THE FINAL FLIGHT OF ATLANTIS
The final flight of the space shuttle brought back a flood of memories reaching back to the beginnings of the modern reach for the moon. I was in my early twenties and working as a film editor with one of the major studios. That wasn’t what I wanted to do but it was very good money for a twenty-five year old just out of the service. My goal was to be a writer but the studio wouldn’t read anything I wrote since all they saw was someone who cut film.
An opportunity to write and direct my own work arose when I found out that the company manufacturing the Apollo spacecraft and the Saturn II rocket had formed a large motion picture and television unit and was hiring people from show business. I applied and went to work as a writer, producer, director at what was then called North American Aviation, now Rockwell International.

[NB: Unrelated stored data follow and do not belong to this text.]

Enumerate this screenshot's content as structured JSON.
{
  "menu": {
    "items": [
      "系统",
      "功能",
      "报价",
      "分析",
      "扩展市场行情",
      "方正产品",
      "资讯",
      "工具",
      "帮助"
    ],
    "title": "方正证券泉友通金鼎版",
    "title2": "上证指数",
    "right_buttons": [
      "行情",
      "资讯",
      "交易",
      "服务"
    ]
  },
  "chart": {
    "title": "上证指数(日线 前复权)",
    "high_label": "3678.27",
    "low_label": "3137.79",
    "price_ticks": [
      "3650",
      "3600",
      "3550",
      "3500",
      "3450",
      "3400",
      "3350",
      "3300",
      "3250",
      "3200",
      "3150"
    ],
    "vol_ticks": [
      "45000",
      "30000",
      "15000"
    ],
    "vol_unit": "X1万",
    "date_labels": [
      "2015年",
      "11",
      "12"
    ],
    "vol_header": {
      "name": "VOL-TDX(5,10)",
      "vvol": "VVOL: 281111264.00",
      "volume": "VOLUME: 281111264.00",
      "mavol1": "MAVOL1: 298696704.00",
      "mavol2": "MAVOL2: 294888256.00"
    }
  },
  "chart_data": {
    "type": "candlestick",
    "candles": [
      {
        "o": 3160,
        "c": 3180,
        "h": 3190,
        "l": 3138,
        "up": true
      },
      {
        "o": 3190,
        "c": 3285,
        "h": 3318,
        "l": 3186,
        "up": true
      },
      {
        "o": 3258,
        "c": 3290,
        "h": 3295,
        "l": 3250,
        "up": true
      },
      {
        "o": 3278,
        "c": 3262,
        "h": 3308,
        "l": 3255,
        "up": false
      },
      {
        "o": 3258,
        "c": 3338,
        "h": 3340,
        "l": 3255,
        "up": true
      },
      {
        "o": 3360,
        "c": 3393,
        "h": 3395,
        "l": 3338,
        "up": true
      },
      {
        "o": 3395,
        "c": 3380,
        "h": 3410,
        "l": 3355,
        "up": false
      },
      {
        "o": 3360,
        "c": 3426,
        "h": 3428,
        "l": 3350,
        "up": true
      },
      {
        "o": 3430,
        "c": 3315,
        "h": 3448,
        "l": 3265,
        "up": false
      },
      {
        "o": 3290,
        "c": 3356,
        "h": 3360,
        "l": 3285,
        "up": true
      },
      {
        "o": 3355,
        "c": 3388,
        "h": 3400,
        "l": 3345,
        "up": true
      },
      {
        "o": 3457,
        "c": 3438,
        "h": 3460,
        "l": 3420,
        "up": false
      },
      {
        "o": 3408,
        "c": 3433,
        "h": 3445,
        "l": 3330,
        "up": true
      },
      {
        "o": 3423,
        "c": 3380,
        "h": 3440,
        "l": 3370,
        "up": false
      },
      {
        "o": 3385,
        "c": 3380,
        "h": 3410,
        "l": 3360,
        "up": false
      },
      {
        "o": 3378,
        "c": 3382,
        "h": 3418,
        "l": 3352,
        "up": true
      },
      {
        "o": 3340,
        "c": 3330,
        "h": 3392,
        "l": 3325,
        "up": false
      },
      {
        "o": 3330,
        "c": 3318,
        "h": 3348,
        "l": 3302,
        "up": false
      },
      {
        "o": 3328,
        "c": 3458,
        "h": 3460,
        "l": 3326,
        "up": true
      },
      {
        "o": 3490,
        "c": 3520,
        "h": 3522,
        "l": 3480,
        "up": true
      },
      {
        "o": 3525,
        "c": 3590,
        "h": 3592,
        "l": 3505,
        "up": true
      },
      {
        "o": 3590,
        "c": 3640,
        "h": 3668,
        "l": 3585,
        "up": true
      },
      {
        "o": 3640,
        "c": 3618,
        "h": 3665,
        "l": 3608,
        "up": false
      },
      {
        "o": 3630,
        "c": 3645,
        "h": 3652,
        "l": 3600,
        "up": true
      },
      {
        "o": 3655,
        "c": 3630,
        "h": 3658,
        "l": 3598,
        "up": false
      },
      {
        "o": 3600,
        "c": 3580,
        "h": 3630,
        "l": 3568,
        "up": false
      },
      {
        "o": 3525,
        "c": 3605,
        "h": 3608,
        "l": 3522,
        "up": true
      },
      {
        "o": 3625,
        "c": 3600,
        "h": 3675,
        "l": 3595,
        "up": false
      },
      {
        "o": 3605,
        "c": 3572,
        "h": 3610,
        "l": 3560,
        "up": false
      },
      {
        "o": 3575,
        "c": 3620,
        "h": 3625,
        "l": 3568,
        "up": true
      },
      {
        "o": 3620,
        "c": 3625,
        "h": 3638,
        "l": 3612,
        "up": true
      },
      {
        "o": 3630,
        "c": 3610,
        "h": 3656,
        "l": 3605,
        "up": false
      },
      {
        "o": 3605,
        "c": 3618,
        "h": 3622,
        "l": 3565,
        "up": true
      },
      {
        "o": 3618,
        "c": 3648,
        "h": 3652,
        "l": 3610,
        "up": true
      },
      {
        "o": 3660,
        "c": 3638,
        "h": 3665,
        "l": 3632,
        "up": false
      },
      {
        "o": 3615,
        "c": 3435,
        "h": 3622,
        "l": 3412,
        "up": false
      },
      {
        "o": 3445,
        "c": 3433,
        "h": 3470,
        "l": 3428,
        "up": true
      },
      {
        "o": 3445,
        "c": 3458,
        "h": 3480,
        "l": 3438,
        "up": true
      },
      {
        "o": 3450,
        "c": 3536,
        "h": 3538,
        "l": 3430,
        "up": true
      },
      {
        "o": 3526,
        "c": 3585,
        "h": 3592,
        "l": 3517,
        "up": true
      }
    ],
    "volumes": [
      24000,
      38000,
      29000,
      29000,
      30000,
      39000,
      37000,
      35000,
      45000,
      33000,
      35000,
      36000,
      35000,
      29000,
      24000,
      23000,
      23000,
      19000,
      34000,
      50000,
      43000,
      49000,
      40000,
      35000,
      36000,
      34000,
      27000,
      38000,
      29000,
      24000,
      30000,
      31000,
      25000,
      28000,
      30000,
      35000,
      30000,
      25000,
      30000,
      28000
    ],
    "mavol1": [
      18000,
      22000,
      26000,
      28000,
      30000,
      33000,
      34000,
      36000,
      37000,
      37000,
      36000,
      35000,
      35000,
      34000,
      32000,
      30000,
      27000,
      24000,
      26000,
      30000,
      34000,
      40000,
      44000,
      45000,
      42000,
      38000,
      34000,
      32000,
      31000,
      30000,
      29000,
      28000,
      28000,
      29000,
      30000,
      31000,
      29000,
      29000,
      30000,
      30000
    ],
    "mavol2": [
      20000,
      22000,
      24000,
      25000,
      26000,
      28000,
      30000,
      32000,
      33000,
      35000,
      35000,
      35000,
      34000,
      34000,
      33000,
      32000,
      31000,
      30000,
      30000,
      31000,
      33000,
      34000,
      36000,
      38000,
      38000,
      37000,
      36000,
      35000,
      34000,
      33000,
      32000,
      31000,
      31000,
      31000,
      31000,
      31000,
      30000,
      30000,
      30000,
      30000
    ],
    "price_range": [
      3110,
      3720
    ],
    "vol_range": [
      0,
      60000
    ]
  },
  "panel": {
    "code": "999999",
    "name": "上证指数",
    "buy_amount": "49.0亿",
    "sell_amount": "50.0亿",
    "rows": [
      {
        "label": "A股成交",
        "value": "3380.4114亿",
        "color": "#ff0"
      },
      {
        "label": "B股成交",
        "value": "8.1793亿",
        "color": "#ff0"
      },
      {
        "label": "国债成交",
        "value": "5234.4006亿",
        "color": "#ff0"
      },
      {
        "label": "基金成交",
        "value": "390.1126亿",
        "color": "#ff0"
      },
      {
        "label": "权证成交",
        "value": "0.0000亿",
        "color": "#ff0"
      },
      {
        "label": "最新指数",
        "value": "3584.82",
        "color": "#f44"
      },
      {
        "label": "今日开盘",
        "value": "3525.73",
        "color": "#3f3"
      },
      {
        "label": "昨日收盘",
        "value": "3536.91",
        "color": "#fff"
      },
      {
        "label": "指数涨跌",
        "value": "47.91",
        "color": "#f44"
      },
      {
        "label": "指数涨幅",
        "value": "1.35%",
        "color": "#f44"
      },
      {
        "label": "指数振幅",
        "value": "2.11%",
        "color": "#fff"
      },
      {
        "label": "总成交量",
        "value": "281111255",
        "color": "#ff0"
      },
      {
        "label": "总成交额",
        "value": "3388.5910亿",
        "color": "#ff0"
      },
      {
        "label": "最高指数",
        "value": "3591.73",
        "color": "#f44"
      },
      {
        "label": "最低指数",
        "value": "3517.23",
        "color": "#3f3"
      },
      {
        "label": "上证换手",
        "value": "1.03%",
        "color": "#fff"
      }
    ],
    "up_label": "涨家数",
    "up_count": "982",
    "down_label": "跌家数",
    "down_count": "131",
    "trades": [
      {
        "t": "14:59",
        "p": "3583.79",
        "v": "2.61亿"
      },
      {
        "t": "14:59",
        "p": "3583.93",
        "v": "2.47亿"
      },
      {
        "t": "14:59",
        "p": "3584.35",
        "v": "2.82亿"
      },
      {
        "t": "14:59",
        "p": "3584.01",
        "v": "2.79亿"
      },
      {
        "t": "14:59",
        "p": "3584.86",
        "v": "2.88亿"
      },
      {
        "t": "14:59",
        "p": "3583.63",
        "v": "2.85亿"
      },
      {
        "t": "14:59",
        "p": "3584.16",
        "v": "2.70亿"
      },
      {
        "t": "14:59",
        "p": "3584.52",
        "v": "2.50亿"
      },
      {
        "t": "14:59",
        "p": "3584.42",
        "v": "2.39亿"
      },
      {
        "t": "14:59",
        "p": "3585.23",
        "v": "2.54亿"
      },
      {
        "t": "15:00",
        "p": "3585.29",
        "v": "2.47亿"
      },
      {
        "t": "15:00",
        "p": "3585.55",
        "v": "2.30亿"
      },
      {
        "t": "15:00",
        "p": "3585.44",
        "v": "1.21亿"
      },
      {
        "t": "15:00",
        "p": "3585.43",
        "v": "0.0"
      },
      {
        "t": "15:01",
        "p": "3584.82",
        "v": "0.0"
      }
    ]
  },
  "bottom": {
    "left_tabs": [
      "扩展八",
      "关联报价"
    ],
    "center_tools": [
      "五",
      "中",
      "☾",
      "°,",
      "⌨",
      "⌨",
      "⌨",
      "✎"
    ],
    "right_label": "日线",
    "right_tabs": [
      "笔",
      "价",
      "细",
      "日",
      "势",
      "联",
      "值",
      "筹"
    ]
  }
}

Inside its Downey, California plant they had built the largest sound stage in the United States with all the latest motion picture and television equipment including some of the first videotape facilities in America. The company also had its own microwave relay system to beam programming to Houston and Cape Canaveral.
I first saw the Apollo Command Module hanging from a giant swing outside the factory. The full size test model swung back and forth over a huge pond. At its highest arc the cables released the module and it splashed into the water simulating what would become a familiar sight to TV viewers: Apollo screaming through the atmosphere and making its splashdown in the ocean.
Over the course of several years I wrote, produced and or directed almost 100 documentaries, some only five minutes long others up to one hour including a documentary about space medicine, “Rx For Space”, that became the first color film broadcast by the Los Angeles public television station when it began colorcasting.
I bring up this title because it outlined the benefits to terrestrial society from advancements in space science and medicine. Many of these advancements are only now coming to fruition after 45+ years. Many believe the space program is an exercise in human hubris with high financial cost. Nothing could be more incorrect. The value to human beings in longer life, better medical care, new non-invasive treatment of disease, use of algae as a power and food source, hydrogen power, fuel cells, etc. cannot be calculated accurately.
Therefore it is imperative to continue manned space flight and exploration to the moon and planets in our solar system and eventually beyond. Human curiosity leads to social, political, economic, and scientific breakthroughs. Without the desire to reach beyond the stars we will stagnate and lose our capacity for creativity.